Rethink Your New Year’s Resolutions
The beginning of the new year marks a time that many people want to make changes through new year’s resolutions. However, it can be really difficult for us to create and maintain new habits, even if they are meant to be positive. We are more likely to be successful at achieving our resolutions if we adjust our mindset towards them.
Psychologist Elliot Berkman, PhD, from the University of Oregon studies motivational and cognitive factors that contribute to the success and failure of goals. His research has revealed a lot of insight into what makes new habits stick and what makes goals successful.

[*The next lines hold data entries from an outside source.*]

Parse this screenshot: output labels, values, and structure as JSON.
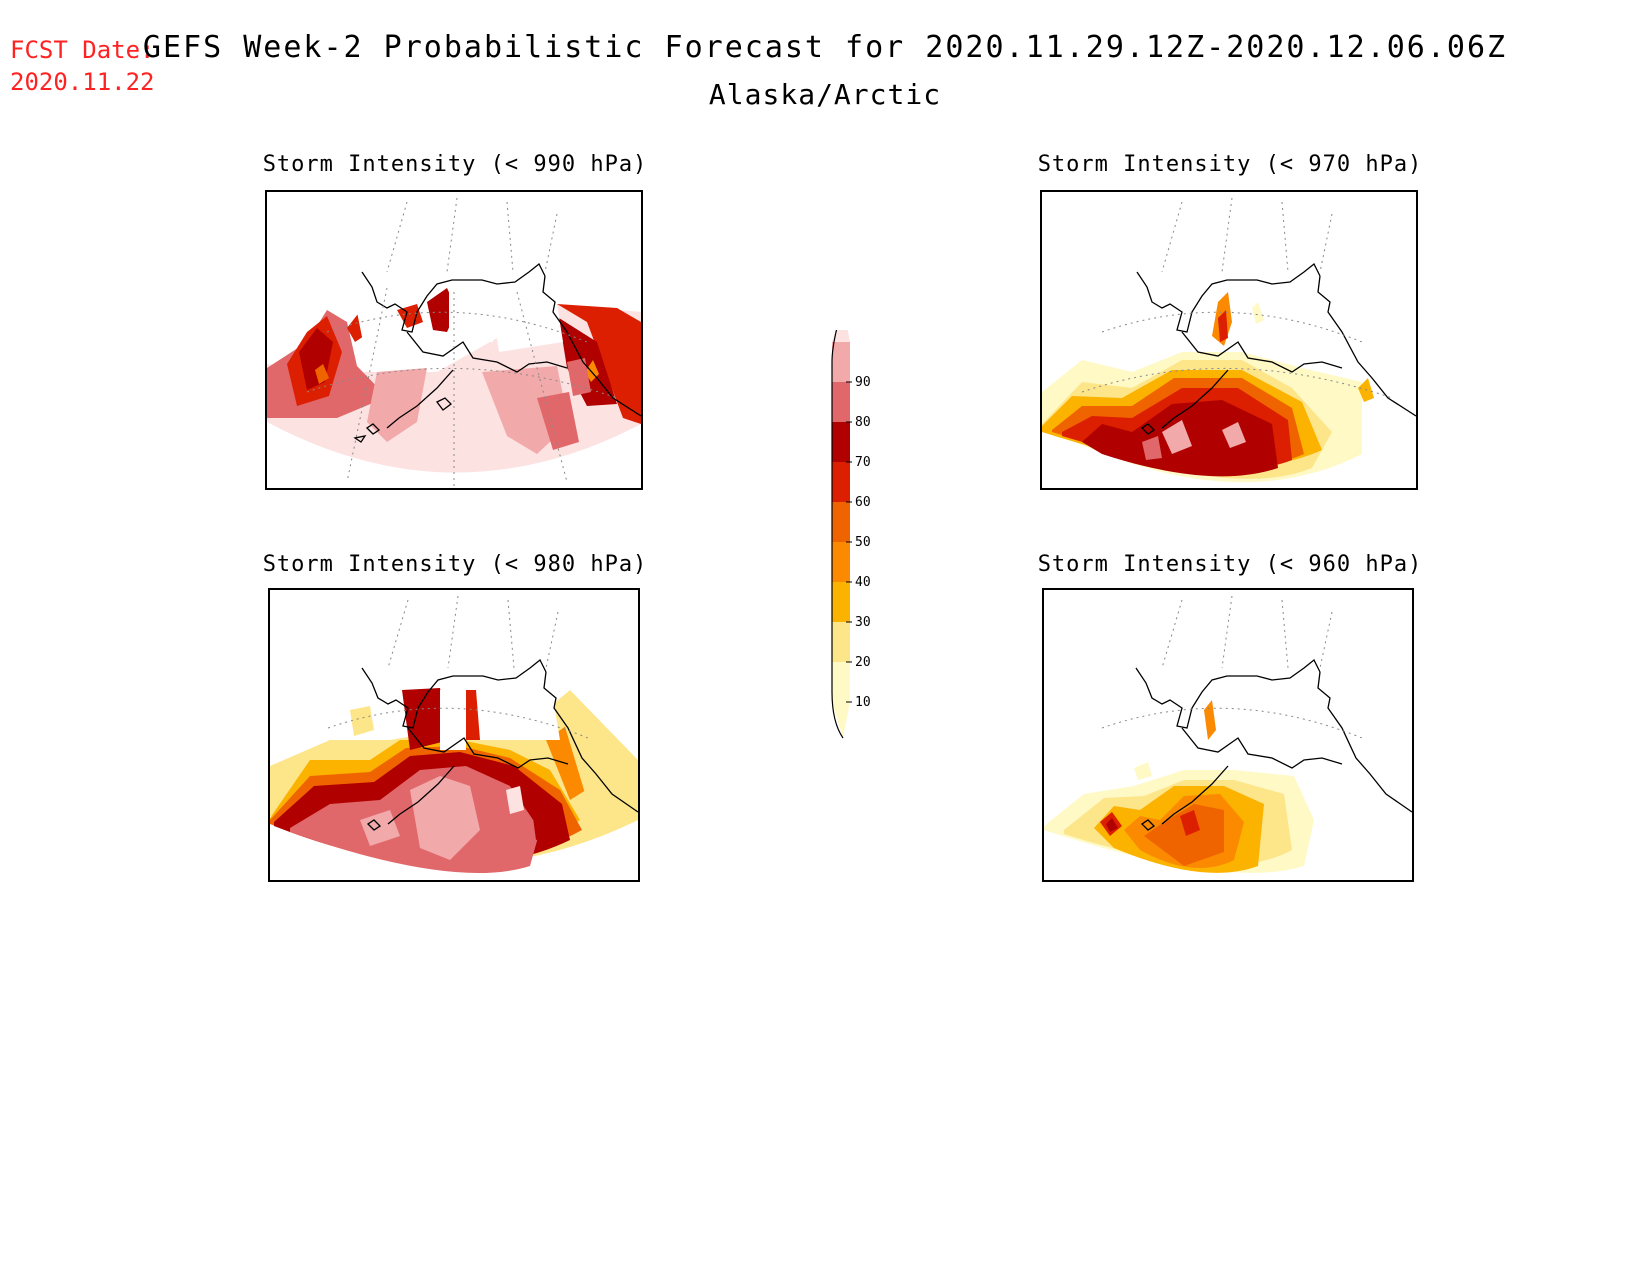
{
  "header": {
    "fcst_label": "FCST Date:",
    "fcst_date": "2020.11.22",
    "title": "GEFS Week-2 Probabilistic Forecast for 2020.11.29.12Z-2020.12.06.06Z",
    "region": "Alaska/Arctic"
  },
  "panels": [
    {
      "title": "Storm Intensity (< 990 hPa)",
      "threshold_hpa": 990,
      "dominant_level": 90
    },
    {
      "title": "Storm Intensity (< 970 hPa)",
      "threshold_hpa": 970,
      "dominant_level": 60
    },
    {
      "title": "Storm Intensity (< 980 hPa)",
      "threshold_hpa": 980,
      "dominant_level": 80
    },
    {
      "title": "Storm Intensity (< 960 hPa)",
      "threshold_hpa": 960,
      "dominant_level": 40
    }
  ],
  "colorbar": {
    "levels": [
      {
        "label": "10",
        "color": "#fff9c6"
      },
      {
        "label": "20",
        "color": "#fde58a"
      },
      {
        "label": "30",
        "color": "#fcb300"
      },
      {
        "label": "40",
        "color": "#fb8a00"
      },
      {
        "label": "50",
        "color": "#f06400"
      },
      {
        "label": "60",
        "color": "#dc1f00"
      },
      {
        "label": "70",
        "color": "#b00000"
      },
      {
        "label": "80",
        "color": "#e0686a"
      },
      {
        "label": "90",
        "color": "#f2a9aa"
      }
    ],
    "top_color": "#fde2e2"
  }
}
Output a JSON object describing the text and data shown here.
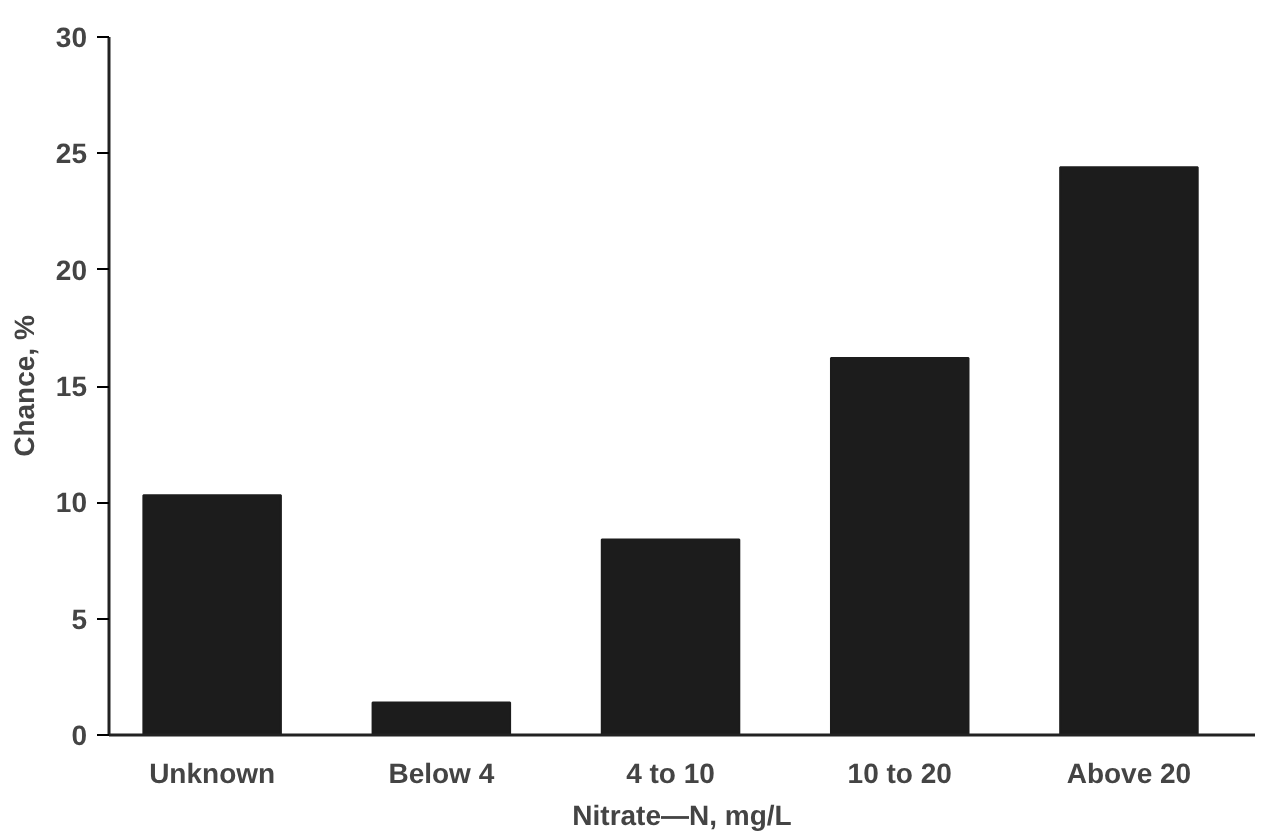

Here are three tips Berkman suggests that can help us rethink our new year’s resolutions:
Ask Yourself “Why”
It may help to reevaluate your “why” or reasoning behind your resolutions. Sometimes we may make our resolutions and skip this step. Not really stopping to consider exactly why we want to accomplish what we set out to do. Take some time to pause and think it through. The answer behind why we set certain resolutions can give us a better understanding about who we are and what motivates us. Knowing our “why” can reveal things. Other things we aspire to accomplish too, that we may not have previously considered.
Make Values-Based Resolutions
Resolutions that are rooted in our values tend to be much more motivating for us. Berkman explains how we are more likely to enact goal-directed behaviors if they are tied to our identity and our values. We have to want to create new habits and goals for ourselves in order for us to take actions towards them. If our goals matter to us and are tied back to what we find purposeful, we will be more motivated to achieve them.
For example, the thought of implementing an exercise routine may not be necessarily valuable to you. But if you have a core value of family and are motivated to be in good health for them, you’re more likely to be driven to keep a resolution tied to exercising.
Trying to make a big change all at once can be overwhelming. We’re much more likely to abandon our goals if they are not SMART: specific, measurable, achievable, relevant and time-bound. SMART goals are more effective because they allow us to break up larger goals into manageable smaller goals, that are more easily digestible.
Starting small may also mean that we may need to limit the number of resolutions we set and only take on one new thing at a time. It’s great if there are many areas of our lives where we are seeking positive change. However, it may become overwhelming if we try to make many self-improvements all at once, thus spreading ourselves too thin. It’s perfectly okay to choose just one goal at a time to focus on. Remember to listen to yourself and pay attention to what feels motivating versus what feels more like a burden. Though it may not always seem like it, even the smallest of changes can make a big difference. We can work towards our goals one small step at a time.